For periodontal disease, the immune system is part of the problem.
When the immune system detects pathogens within the body, it attempts to destroy the pathogens by sending phagocytotic cells (which engulf and destroy other cells) and pro-inflammatory signals (which cause inflammation) to the site of infection.
However, the immune response causes a lot of collateral damage; the majority of common disease symptoms (like fevers and coughing) are caused by the immune system fighting back against pathogens. If the infection is very resilient, this becomes a serious problem as the immune system will end up destroying the healthy tissues around the infection as it attempts to combat it.
Calculus is essentially a calcified bacterial army that is too resilient for the immune system to fully eliminate. Repeated battles destroy not only bacterial residues, but also surrounding bone cells. As bone support weakens, bacteria penetrate deeper. This process is known as host-mediated tissue destruction.
Why Can Periodontal Disease Exist for So Long Without Pain?
Because the alveolar bone contains very few pain receptors.
Early, middle, and even many late stages of periodontal disease are not painful. Early warning signs may include gum bleeding, bad breath, mild redness, widening spaces between teeth, or gradual tooth migration.
This mirrors many chronic systemic conditions. High blood pressure and high cholesterol can exist silently for years. But if you wait until the characteristic chest pain or stroke symptoms appear, it would be far too late.
Physicians diagnose hyperlipidemia through blood tests. Once abnormality is found, proper treatment will be recommended before symptoms occur. Likewise, dentists diagnose periodontal disease through X-rays and clinical exams. Treatment plan of deep cleaning, if necessary with additional laser assisted treatment may be recommended. Early diagnosis allows for effective intervention before irreversible damage such as tooth mobility occurs. Do not be tempted to skimp on regular dental checkups because your teeth have always been fine in the past; it is because of those regular checkups that any issues could be detected and treated early.

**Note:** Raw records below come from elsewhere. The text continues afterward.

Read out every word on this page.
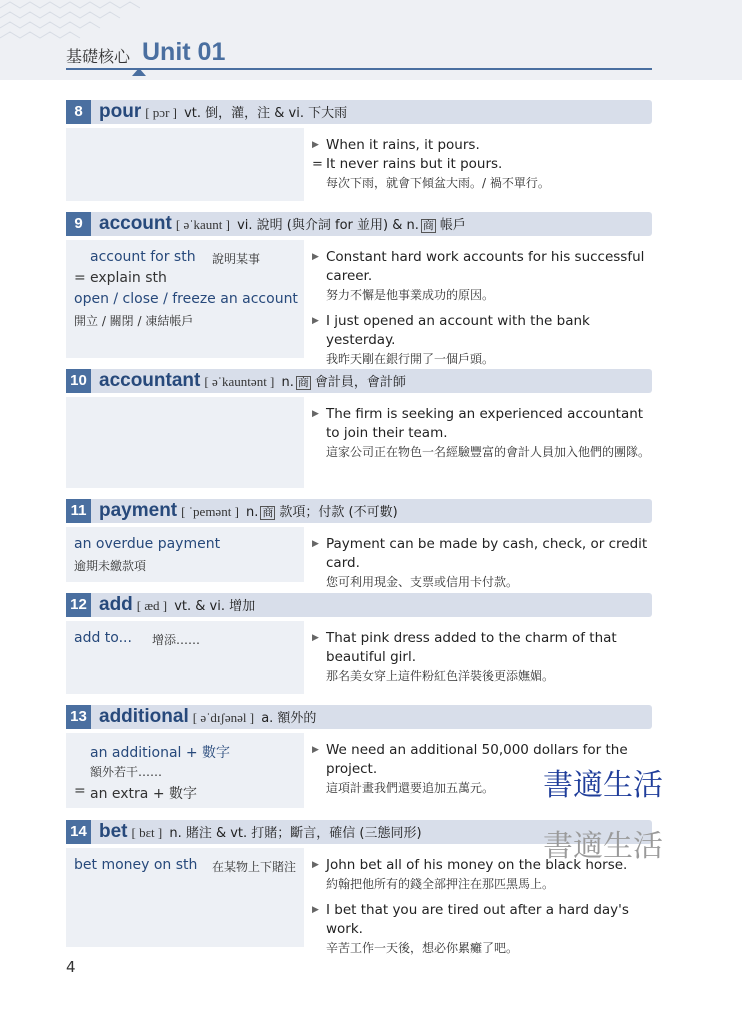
基礎核心 Unit 01
8 pour [ pɔr ] vt. 倒，灌，注 & vi. 下大雨
▶ When it rains, it pours.
= It never rains but it pours.
每次下雨，就會下傾盆大雨。/ 禍不單行。
9 account [ əˈkaunt ] vi. 說明 (與介詞 for 並用) & n. 商 帳戶
account for sth 說明某事
= explain sth
open / close / freeze an account
開立 / 關閉 / 凍結帳戶
▶ Constant hard work accounts for his successful career.
努力不懈是他事業成功的原因。
▶ I just opened an account with the bank yesterday.
我昨天剛在銀行開了一個戶頭。
10 accountant [ əˈkauntənt ] n. 商 會計員，會計師
▶ The firm is seeking an experienced accountant to join their team.
這家公司正在物色一名經驗豐富的會計人員加入他們的團隊。
11 payment [ ˈpemənt ] n. 商 款項；付款 (不可數)
an overdue payment
逾期未繳款項
▶ Payment can be made by cash, check, or credit card.
您可利用現金、支票或信用卡付款。
12 add [ æd ] vt. & vi. 增加
add to... 增添……	▶ That pink dress added to the charm of that beautiful girl.
那名美女穿上這件粉紅色洋裝後更添嫵媚。
13 additional [ əˈdɪʃənəl ] a. 額外的
an additional + 數字
額外若干……
= an extra + 數字
▶ We need an additional 50,000 dollars for the project.
這項計畫我們還要追加五萬元。
14 bet [ bɛt ] n. 賭注 & vt. 打賭；斷言，確信 (三態同形)
bet money on sth 在某物上下賭注 ▶ John bet all of his money on the black horse.
約翰把他所有的錢全部押注在那匹黑馬上。
▶ I bet that you are tired out after a hard day's work.
辛苦工作一天後，想必你累癱了吧。
書適生活
書適生活
4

Is Periodontal Disease Genetic?
Strictly speaking, periodontal disease itself is not genetic.
What is inherited is how an individual’s immune system responds to inflammation: immune sensitivity and tissue susceptibility. Family environments and shared bacterial profiles also play a role. In other words: genetics determine how easily disease develops, not whether it must develop, similarly to many other chronic conditions.
Without plaque and calculus, genetics alone do not create periodontal disease. People with genetic susceptibility should be more proactive, not more resigned.

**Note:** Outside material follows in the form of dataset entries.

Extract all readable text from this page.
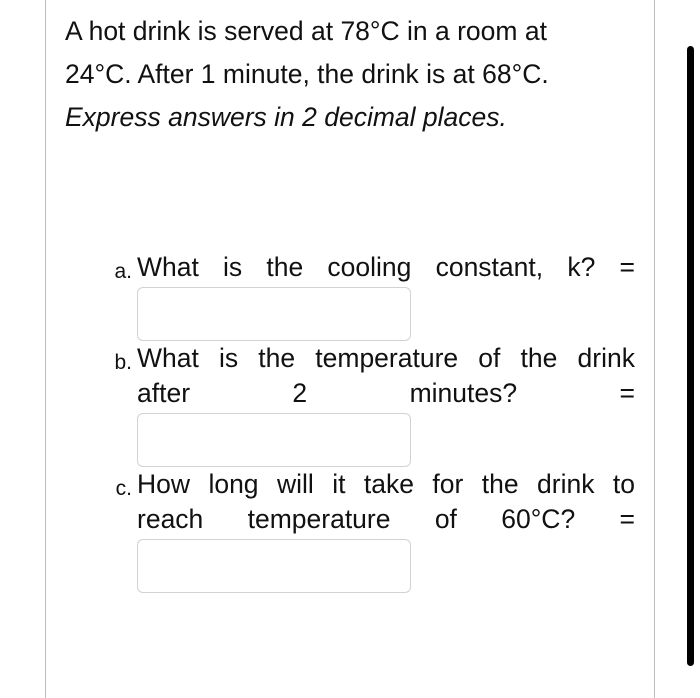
A hot drink is served at 78°C in a room at
24°C. After 1 minute, the drink is at 68°C.
Express answers in 2 decimal places.
a. What is the cooling constant, k? =
b. What is the temperature of the drink
after	2	minutes?	=
c. How long will it take for the drink to
reach temperature of 60°C? =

Periodontal Disease Is Not Just a Dental Problem
Below the gums are not air spaces; there are blood vessels.
Periodontal disease is a chronic open inflammatory source. During brushing, chewing, and even sleep, bacteria and inflammatory mediators can enter the bloodstream.

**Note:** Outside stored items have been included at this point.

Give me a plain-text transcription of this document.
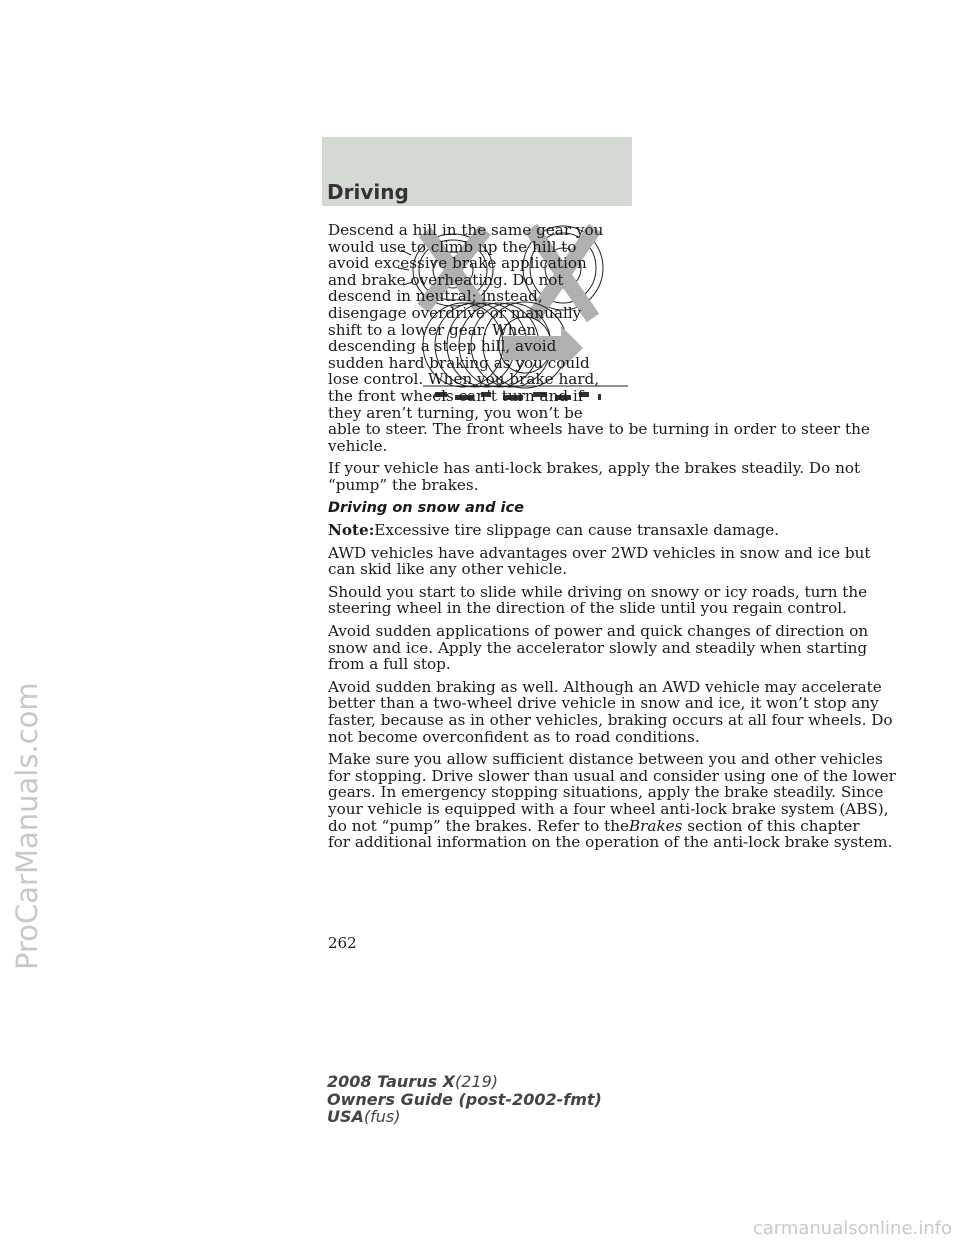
Driving

Descend a hill in the same gear you
would use to climb up the hill to
avoid excessive brake application
and brake overheating. Do not
descend in neutral; instead,
disengage overdrive or manually
shift to a lower gear. When
descending a steep hill, avoid
sudden hard braking as you could
lose control. When you brake hard,
the front wheels can’t turn and if
they aren’t turning, you won’t be
able to steer. The front wheels have to be turning in order to steer the
vehicle.

If your vehicle has anti-lock brakes, apply the brakes steadily. Do not
“pump” the brakes.

Driving on snow and ice

Note:Excessive tire slippage can cause transaxle damage.

AWD vehicles have advantages over 2WD vehicles in snow and ice but
can skid like any other vehicle.

Should you start to slide while driving on snowy or icy roads, turn the
steering wheel in the direction of the slide until you regain control.

Avoid sudden applications of power and quick changes of direction on
snow and ice. Apply the accelerator slowly and steadily when starting
from a full stop.

Avoid sudden braking as well. Although an AWD vehicle may accelerate
better than a two-wheel drive vehicle in snow and ice, it won’t stop any
faster, because as in other vehicles, braking occurs at all four wheels. Do
not become overconfident as to road conditions.

Make sure you allow sufficient distance between you and other vehicles
for stopping. Drive slower than usual and consider using one of the lower
gears. In emergency stopping situations, apply the brake steadily. Since
your vehicle is equipped with a four wheel anti-lock brake system (ABS),
do not “pump” the brakes. Refer to theBrakes section of this chapter
for additional information on the operation of the anti-lock brake system.

262
2008 Taurus X(219)
Owners Guide (post-2002-fmt)
USA(fus)
ProCarManuals.com
carmanualsonline.info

Research shows strong associations between periodontal disease and coronary artery disease, atherosclerosis, and stroke, due to chronic systemic inflammation.
Periodontal disease also has a bidirectional relationship with diabetes. Diabetic patients are more prone to get periodontal disease, and uncontrolled periodontal inflammation worsens glycemic control. Treating periodontal disease can improve blood sugar regulation.
Additionally, periodontal disease is linked to preterm birth, pregnancy complications, worsening of chronic respiratory disease in older adults, and increased risk of neurodegenerative conditions through sustained low-grade inflammation.
Periodontal disease may not cause immediate crises like heart attacks or cancer, but it slowly drains your body’s resilience, making you more susceptible to other infections.
It may not make you collapse today, but greatly increases the likelihood that something else will fail tomorrow.
Final Thoughts
Periodontal disease is not fate.
But it is a chronic condition that deserves serious attention and diligent maintenance.
Manage it early, and you preserve not only your teeth, but your overall health.